Над красными кирпичами фабричных зданий напряженно зависла грозовая туча. Шли секунды, складывались в летящие одну за другой минуты, туча уверенно шла к центру, а ливня все не было. Где-то вдалеке тусклым светом пробежала молния и едва слышным ударом литавр долетел гром. Столичные дамы, вышедшие на променад с зонтами от солнца, поспешили домой. Не обращая внимания ни на спешащих домой пешеходов, ни даже на частые вспышки молний, Каменев шел в Мариинский театр на встречу. «Надеюсь, хотя бы они не бастуют…» – пронеслось у него в голове.

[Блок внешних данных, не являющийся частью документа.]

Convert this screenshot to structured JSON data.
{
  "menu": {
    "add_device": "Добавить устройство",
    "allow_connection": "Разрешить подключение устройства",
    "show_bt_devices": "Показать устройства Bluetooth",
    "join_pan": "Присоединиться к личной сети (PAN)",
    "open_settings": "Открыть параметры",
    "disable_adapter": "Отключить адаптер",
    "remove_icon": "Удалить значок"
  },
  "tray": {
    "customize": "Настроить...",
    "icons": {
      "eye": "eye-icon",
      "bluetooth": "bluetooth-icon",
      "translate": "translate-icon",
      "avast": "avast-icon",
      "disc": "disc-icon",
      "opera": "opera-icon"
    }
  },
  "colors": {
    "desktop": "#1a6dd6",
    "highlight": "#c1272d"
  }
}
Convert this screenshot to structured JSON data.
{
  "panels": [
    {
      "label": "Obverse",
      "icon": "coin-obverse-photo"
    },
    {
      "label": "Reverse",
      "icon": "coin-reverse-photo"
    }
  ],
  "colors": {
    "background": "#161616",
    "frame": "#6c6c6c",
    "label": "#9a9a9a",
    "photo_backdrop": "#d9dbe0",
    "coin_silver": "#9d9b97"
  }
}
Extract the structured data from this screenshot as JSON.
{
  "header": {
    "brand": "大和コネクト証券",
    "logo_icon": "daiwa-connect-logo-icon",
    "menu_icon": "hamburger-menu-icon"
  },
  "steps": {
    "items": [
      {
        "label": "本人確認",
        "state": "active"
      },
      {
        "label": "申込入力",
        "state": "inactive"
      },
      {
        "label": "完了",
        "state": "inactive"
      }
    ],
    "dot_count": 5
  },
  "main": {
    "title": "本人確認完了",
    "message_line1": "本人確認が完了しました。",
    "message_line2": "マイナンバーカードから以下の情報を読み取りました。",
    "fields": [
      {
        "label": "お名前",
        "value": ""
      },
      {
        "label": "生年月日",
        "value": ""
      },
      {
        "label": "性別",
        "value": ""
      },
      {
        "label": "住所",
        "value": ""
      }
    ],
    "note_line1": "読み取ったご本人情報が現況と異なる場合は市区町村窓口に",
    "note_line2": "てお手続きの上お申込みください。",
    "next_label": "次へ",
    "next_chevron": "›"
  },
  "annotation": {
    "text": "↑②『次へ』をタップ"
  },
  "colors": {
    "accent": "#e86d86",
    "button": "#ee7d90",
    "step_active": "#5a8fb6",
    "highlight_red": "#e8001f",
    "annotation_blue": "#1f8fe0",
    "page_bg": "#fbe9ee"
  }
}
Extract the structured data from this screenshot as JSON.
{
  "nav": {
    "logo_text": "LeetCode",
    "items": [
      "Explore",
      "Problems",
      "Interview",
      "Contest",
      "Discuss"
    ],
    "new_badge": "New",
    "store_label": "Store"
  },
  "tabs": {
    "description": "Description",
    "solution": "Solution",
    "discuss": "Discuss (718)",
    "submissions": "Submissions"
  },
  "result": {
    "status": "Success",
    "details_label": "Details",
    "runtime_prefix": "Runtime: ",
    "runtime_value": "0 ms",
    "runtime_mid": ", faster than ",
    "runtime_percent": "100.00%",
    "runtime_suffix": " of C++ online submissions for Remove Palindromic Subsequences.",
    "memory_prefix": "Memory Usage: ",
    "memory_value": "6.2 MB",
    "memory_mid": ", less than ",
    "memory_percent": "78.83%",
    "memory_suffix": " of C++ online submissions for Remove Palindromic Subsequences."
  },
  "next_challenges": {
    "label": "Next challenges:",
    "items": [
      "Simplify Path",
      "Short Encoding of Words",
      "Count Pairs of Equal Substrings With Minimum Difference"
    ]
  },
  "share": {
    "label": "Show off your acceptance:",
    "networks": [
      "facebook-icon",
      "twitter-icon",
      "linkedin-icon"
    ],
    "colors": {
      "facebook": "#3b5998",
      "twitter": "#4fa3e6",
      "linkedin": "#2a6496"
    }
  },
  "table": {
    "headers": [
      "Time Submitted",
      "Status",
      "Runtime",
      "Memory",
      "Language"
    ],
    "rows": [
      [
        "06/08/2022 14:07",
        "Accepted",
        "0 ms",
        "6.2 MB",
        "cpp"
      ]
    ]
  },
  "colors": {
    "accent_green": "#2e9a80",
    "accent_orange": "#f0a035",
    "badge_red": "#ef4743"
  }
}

Ему повезло и не повезло одновременно: утренняя репетиция была в самом разгаре, но час или чуть больше пришлось выслушивать то, что автор представил в дирекцию как «музыку». Наконец в третьем акте главного героя убили («и поделом ему – с таким-то голосом», подумал Каменев), а сопрано отравилась, не в силах вынести последней ноты тенора. Прозвучал финальный аккорд, и господа артисты стали медленно расходиться. Поскольку репетировали какую-то третьесортную ерунду, лучшие моменты не повторяли – за их отсутствием.
Каменев отправился в грим-уборную к той звезде, которую только называешь по имени, а собеседник подхватывает фамилию. Это не те нынешние звезды, чьи имена произносишь, а потом долго объясняешь, кто это такие и чем они изволят заниматься. Также она не была яркой кометой, которая сверкает сезон-другой, а потом столь же быстро угасает. Нет, это была звезда вековая, путеводная звезда для многих начинающих певцов.
Николай Константинович постучал в дверь и, не дожидаясь ответа, вошел.
– Нет, я слишком устала от восторгов, не сегодня, – прозвучало очаровательное, но действительно уставшее сопрано, даже не повернувшись на звук. – К тому же партия так неудобно написана…
– «Не откажите инвалиду – хочу я испытать, что скажет мне судьба…» – изображая скрипучий голос, процитировал тенор.
– Коля, как хорошо, что ты зашел! – теперь она быстро повернулась и бросилась к нему. Тот обнял и поцеловал ее в щеку: «Здравствуй, Женя».
Это была знаменитая красавица Евгения Нравина – обладательница великолепного серебристого голоса, по праву считавшаяся первым сопрано Мариинского театра с самого дня своего дебюта.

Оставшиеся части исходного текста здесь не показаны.